Tu vois, ce qui est important, c’est que les copains du syndicat ainsi que les copains de son groupe politique, c’était la Ligue[2], ils n’ont rien compris à tout ça. Y’a toujours le même problème. Bon, c’est tout le problème des OS où y’a la contradiction, entre ce qui est dit dans tous les syndicats, dans tous les organismes politiques, etc. : « Oui, c’est des pauvres, faut les aider. », mais le jour où t’as vraiment besoin d’aide, aussi bien matérielle ou simplement morale et même culturelle, ce jour-là, tu trouves personne. T’es plus que deux ou trois, et quand on se voyait avec Philippe, on était quatre ou cinq à manger dans un bistrot, le midi, puisqu’on travaillait en normal. Et à part ces cinglés qu’on était autour d’une table, c’était tout, quoi. C’était toute l’aide. Tous les midis, on se relayait pour lui payer un sandwich, c’est tout. Tu sais, quand t’en arrives là, que t’es huit heures en chaîne et que t’as qu’un sandwich dans l’estomac, tu ne fais pas ça pendant très longtemps.

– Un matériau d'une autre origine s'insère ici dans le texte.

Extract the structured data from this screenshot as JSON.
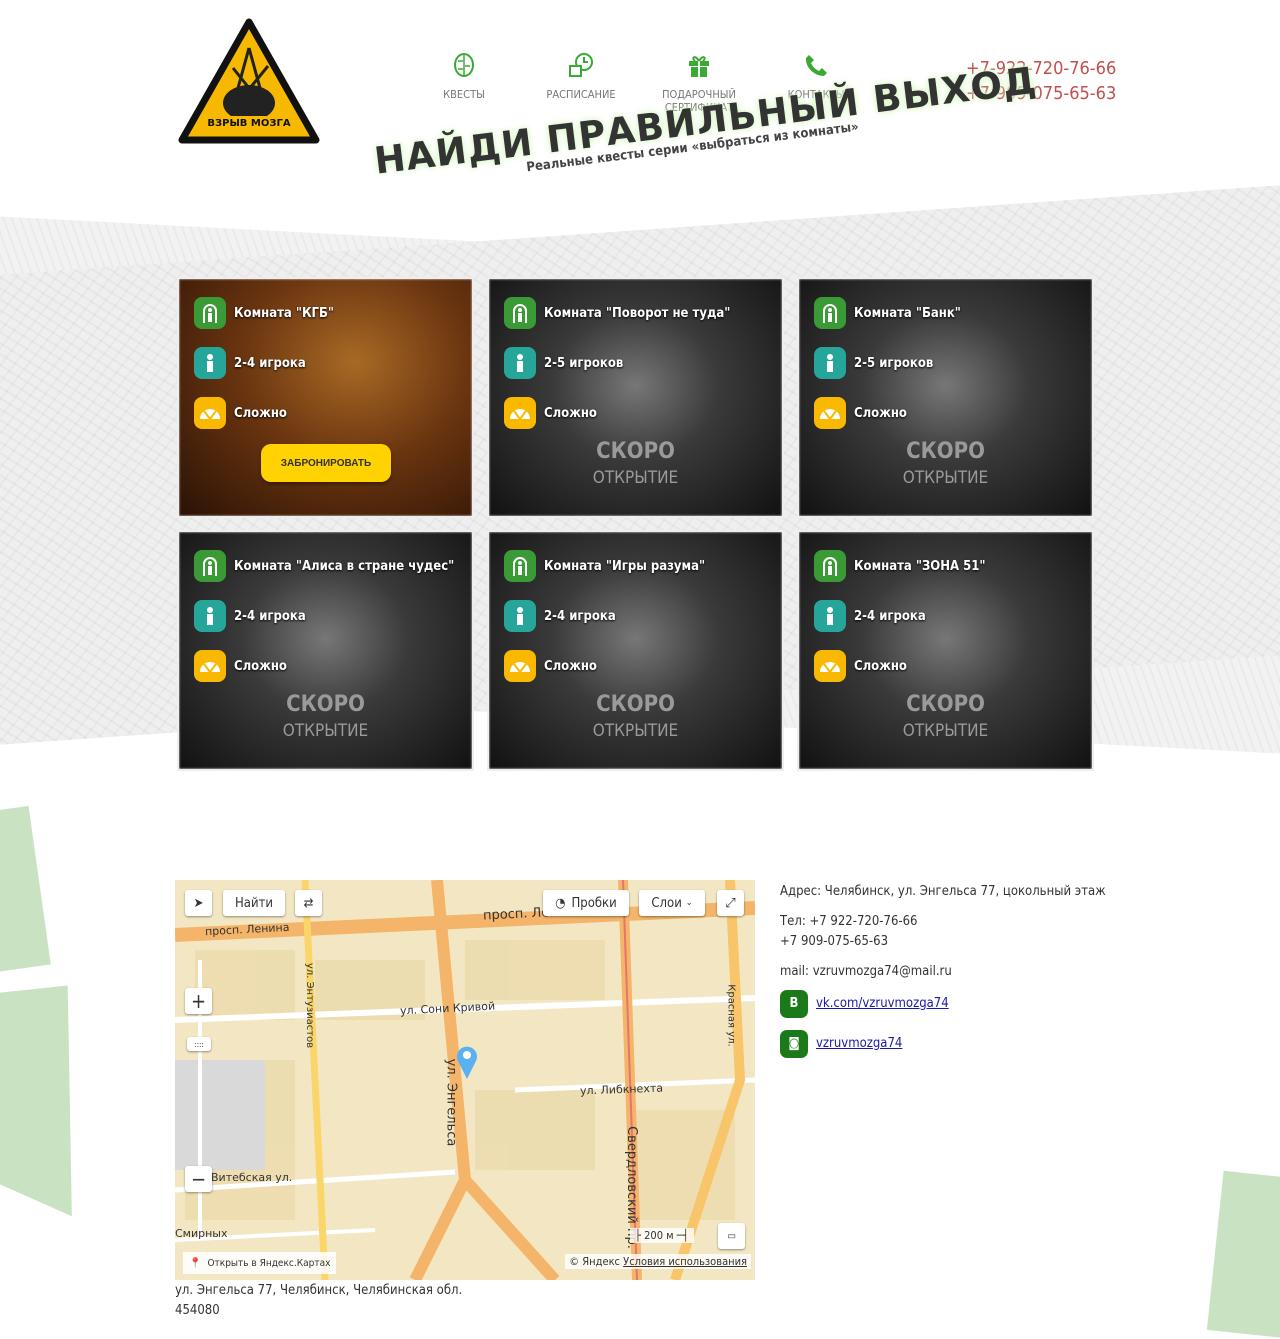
{
  "logo": {
    "text": "ВЗРЫВ МОЗГА"
  },
  "nav": [
    {
      "label": "КВЕСТЫ",
      "icon": "brain-icon"
    },
    {
      "label": "РАСПИСАНИЕ",
      "icon": "calendar-clock-icon"
    },
    {
      "label": "ПОДАРОЧНЫЙ СЕРТИФИКАТ",
      "icon": "gift-icon"
    },
    {
      "label": "КОНТАКТЫ",
      "icon": "phone-icon"
    }
  ],
  "phones": [
    "+7-922-720-76-66",
    "+7-909-075-65-63"
  ],
  "hero": {
    "title": "НАЙДИ ПРАВИЛЬНЫЙ ВЫХОД",
    "subtitle": "Реальные квесты серии «выбраться из комнаты»"
  },
  "soon": {
    "line1": "СКОРО",
    "line2": "ОТКРЫТИЕ"
  },
  "quests": [
    {
      "name": "Комната \"КГБ\"",
      "players": "2-4 игрока",
      "difficulty": "Сложно",
      "button": "ЗАБРОНИРОВАТЬ"
    },
    {
      "name": "Комната \"Поворот не туда\"",
      "players": "2-5 игроков",
      "difficulty": "Сложно"
    },
    {
      "name": "Комната \"Банк\"",
      "players": "2-5 игроков",
      "difficulty": "Сложно"
    },
    {
      "name": "Комната \"Алиса в стране чудес\"",
      "players": "2-4 игрока",
      "difficulty": "Сложно"
    },
    {
      "name": "Комната \"Игры разума\"",
      "players": "2-4 игрока",
      "difficulty": "Сложно"
    },
    {
      "name": "Комната \"ЗОНА 51\"",
      "players": "2-4 игрока",
      "difficulty": "Сложно"
    }
  ],
  "map": {
    "find": "Найти",
    "traffic": "Пробки",
    "layers": "Слои",
    "scale": "200 м",
    "open": "Открыть в Яндекс.Картах",
    "copyright": "© Яндекс",
    "terms": "Условия использования",
    "streets": {
      "lenina1": "просп. Ленина",
      "lenina2": "просп. Ленина",
      "soni": "ул. Сони Кривой",
      "entuz": "ул. Энтузиастов",
      "engelsa": "ул. Энгельса",
      "libkn": "ул. Либкнехта",
      "sverdl": "Свердловский пр.",
      "krasn": "Красная ул.",
      "vitebsk": "Витебская ул.",
      "smirn": "Смирных"
    }
  },
  "contacts": {
    "address": "Адрес: Челябинск, ул. Энгельса 77, цокольный этаж",
    "tel1": "Тел: +7 922-720-76-66",
    "tel2": "+7 909-075-65-63",
    "mail": "mail: vzruvmozga74@mail.ru",
    "vk": "vk.com/vzruvmozga74",
    "vk_icon": "B",
    "insta": "vzruvmozga74"
  },
  "footer_addr": {
    "line1": "ул. Энгельса 77, Челябинск, Челябинская обл.",
    "line2": "454080"
  }
}
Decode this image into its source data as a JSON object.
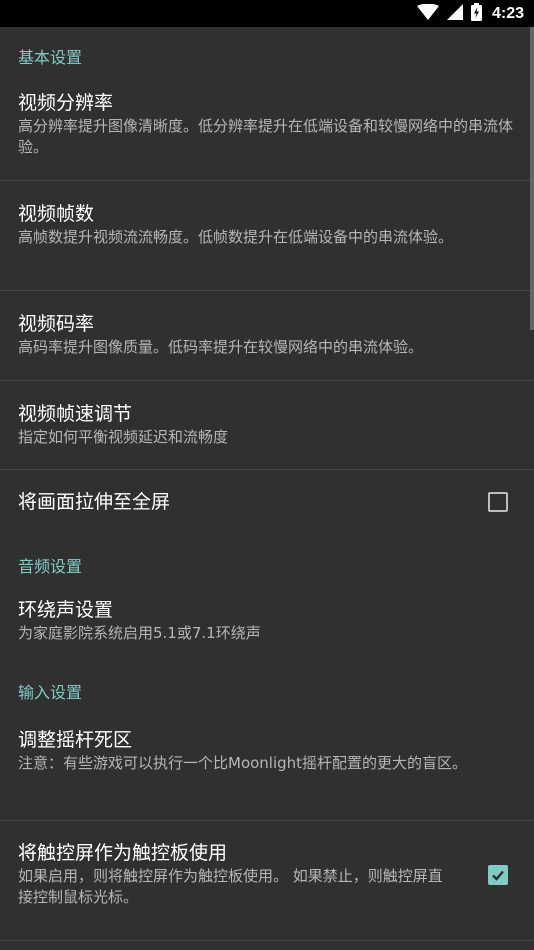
{
  "status_bar": {
    "time": "4:23",
    "icons": [
      "wifi-icon",
      "cellular-signal-icon",
      "battery-charging-icon"
    ]
  },
  "sections": {
    "basic": {
      "header": "基本设置",
      "resolution": {
        "title": "视频分辨率",
        "summary": "高分辨率提升图像清晰度。低分辨率提升在低端设备和较慢网络中的串流体验。"
      },
      "fps": {
        "title": "视频帧数",
        "summary": "高帧数提升视频流流畅度。低帧数提升在低端设备中的串流体验。"
      },
      "bitrate": {
        "title": "视频码率",
        "summary": "高码率提升图像质量。低码率提升在较慢网络中的串流体验。"
      },
      "frame_pacing": {
        "title": "视频帧速调节",
        "summary": "指定如何平衡视频延迟和流畅度"
      },
      "stretch": {
        "title": "将画面拉伸至全屏",
        "checked": false
      }
    },
    "audio": {
      "header": "音频设置",
      "surround": {
        "title": "环绕声设置",
        "summary": "为家庭影院系统启用5.1或7.1环绕声"
      }
    },
    "input": {
      "header": "输入设置",
      "deadzone": {
        "title": "调整摇杆死区",
        "summary": "注意：有些游戏可以执行一个比Moonlight摇杆配置的更大的盲区。"
      },
      "touchpad": {
        "title": "将触控屏作为触控板使用",
        "summary": "如果启用，则将触控屏作为触控板使用。 如果禁止，则触控屏直接控制鼠标光标。",
        "checked": true
      }
    }
  },
  "colors": {
    "accent": "#80cbc4",
    "background": "#303030",
    "status_bar": "#000000",
    "title_text": "#ffffff",
    "summary_text": "#b6b6b6"
  }
}
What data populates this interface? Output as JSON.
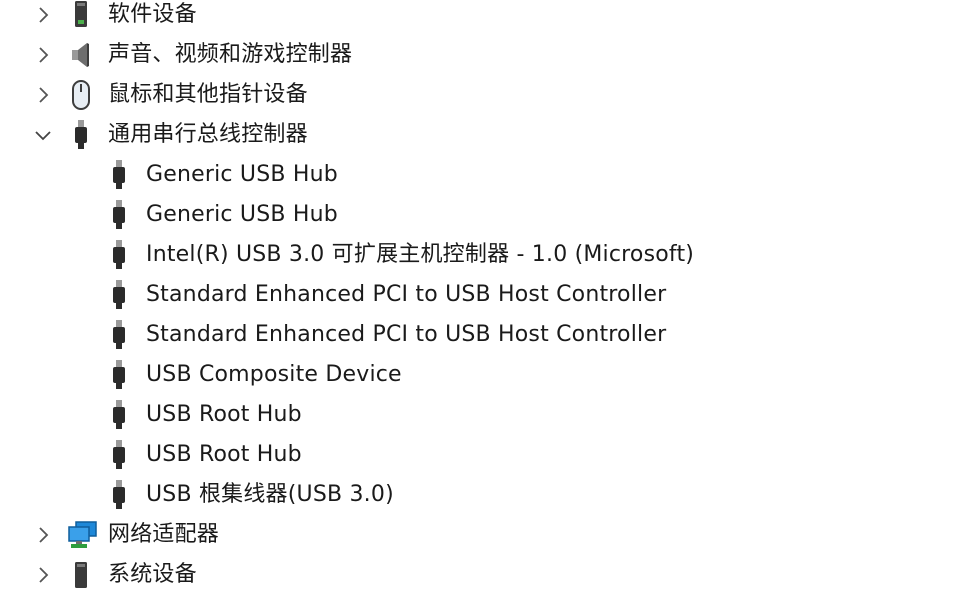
{
  "device_tree": {
    "categories": {
      "software": {
        "label": "软件设备",
        "icon": "software-device-icon",
        "expanded": false
      },
      "audio": {
        "label": "声音、视频和游戏控制器",
        "icon": "speaker-icon",
        "expanded": false
      },
      "mouse": {
        "label": "鼠标和其他指针设备",
        "icon": "mouse-icon",
        "expanded": false
      },
      "usb": {
        "label": "通用串行总线控制器",
        "icon": "usb-plug-icon",
        "expanded": true
      },
      "network": {
        "label": "网络适配器",
        "icon": "network-monitor-icon",
        "expanded": false
      },
      "system": {
        "label": "系统设备",
        "icon": "system-device-icon",
        "expanded": false
      }
    },
    "usb_devices": [
      {
        "label": "Generic USB Hub",
        "icon": "usb-plug-icon"
      },
      {
        "label": "Generic USB Hub",
        "icon": "usb-plug-icon"
      },
      {
        "label": "Intel(R) USB 3.0 可扩展主机控制器 - 1.0 (Microsoft)",
        "icon": "usb-plug-icon"
      },
      {
        "label": "Standard Enhanced PCI to USB Host Controller",
        "icon": "usb-plug-icon"
      },
      {
        "label": "Standard Enhanced PCI to USB Host Controller",
        "icon": "usb-plug-icon"
      },
      {
        "label": "USB Composite Device",
        "icon": "usb-plug-icon"
      },
      {
        "label": "USB Root Hub",
        "icon": "usb-plug-icon"
      },
      {
        "label": "USB Root Hub",
        "icon": "usb-plug-icon"
      },
      {
        "label": "USB 根集线器(USB 3.0)",
        "icon": "usb-plug-icon"
      }
    ]
  },
  "colors": {
    "text": "#1a1a1a",
    "chevron": "#555555",
    "usb_icon_dark": "#2b2b2b",
    "usb_icon_light": "#9a9a9a",
    "network_blue": "#1e88d8",
    "network_green": "#2e9e3e"
  }
}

Le lendemain de sa mort, on a quand même piqué la colère, ça a élevé un certain nombre de militants ou même de mecs qui n’avaient jamais milité mais qui, quand ils ont vu ça, ont dit que c’était plus possible. Et contrairement à ce que pouvait espérer Peugeot, ça a levé toute une opposition. Les mecs se sont un peu réveillés dans le secteur où il travaillait, on a trouvé un autre délégué pour prendre sa place. Et on a trouvé aussi des mecs pour distribuer des tracts. D’ailleurs, c’est le moment où on a commencé à donner des tracts sur les chaînes. Parce que les agents de maîtrise qui l’avaient flingué… ils n’avaient plus le droit à la parole. C’était une cassure, tu vois.
– Ils sont restés dans l’atelier ?
Ah ! Ils sont restés dans l’atelier, hein. Même encore maintenant, moi, j’en connais deux, mais ils me causent plus, c’est fini, on se parle plus, je ne cause pas avec des mecs comme ça. C’est terminé ! C’est tranché, c’est catégorique. Donc le lendemain de sa mort, après qu’on l’a su, on a fait un tract avec sa photo. On a passé une nuit à le faire. Et on l’a distribué comme ça. Et les chefs se sont foutus à quatre sur moi pour essayer de me casser la gueule au bout du châssis, pour éviter que je distribue le tract. Heureusement, des copains du châssis sont arrivés directement pour nous séparer, et après ils m’ont foutu la paix et j’ai pu continuer à distribuer. Carrément, ils voulaient me casser la gueule. Mais sur ce coup-là, Séguy[3], qui était le secrétaire de la CGT, n’a pas été trop con. Il a porté plainte pour meurtre avec préméditation. Et ça, c’était une bonne chose pour une fois, il n’a pas déconné. Et Peugeot, après ça, a arrêté les frais. On a pu faire la collecte parce qu’on est quand même allé à l’enterrement. C’était pas non plus si simple, parce qu’il habitait du côté de Bordeaux. Et donc il fallait ramener le corps là-bas et aller l’enterrer. Mais comment expliquer à sa famille qu’il avait fini par se tirer une balle dans la tête parce que les autres l’avaient fait chier ? C’est vraiment pas facile quand t’es à 800 kilomètres d’un endroit. Et donc, c’est des copains du châssis, enfin les deux mecs avec qui il bossait qui y sont allés, à qui, par collecte, on a payé le voyage et puis deux ou trois autres, dont moi, avec absence autorisée de la direction. Après y’a eu un peu de calme. Et ils ont même viré un chef du personnel, qui était vraiment facho. Enfin, ils l’ont pas viré, ils l’ont changé de secteur, tellement y’avait eu de problèmes avec lui…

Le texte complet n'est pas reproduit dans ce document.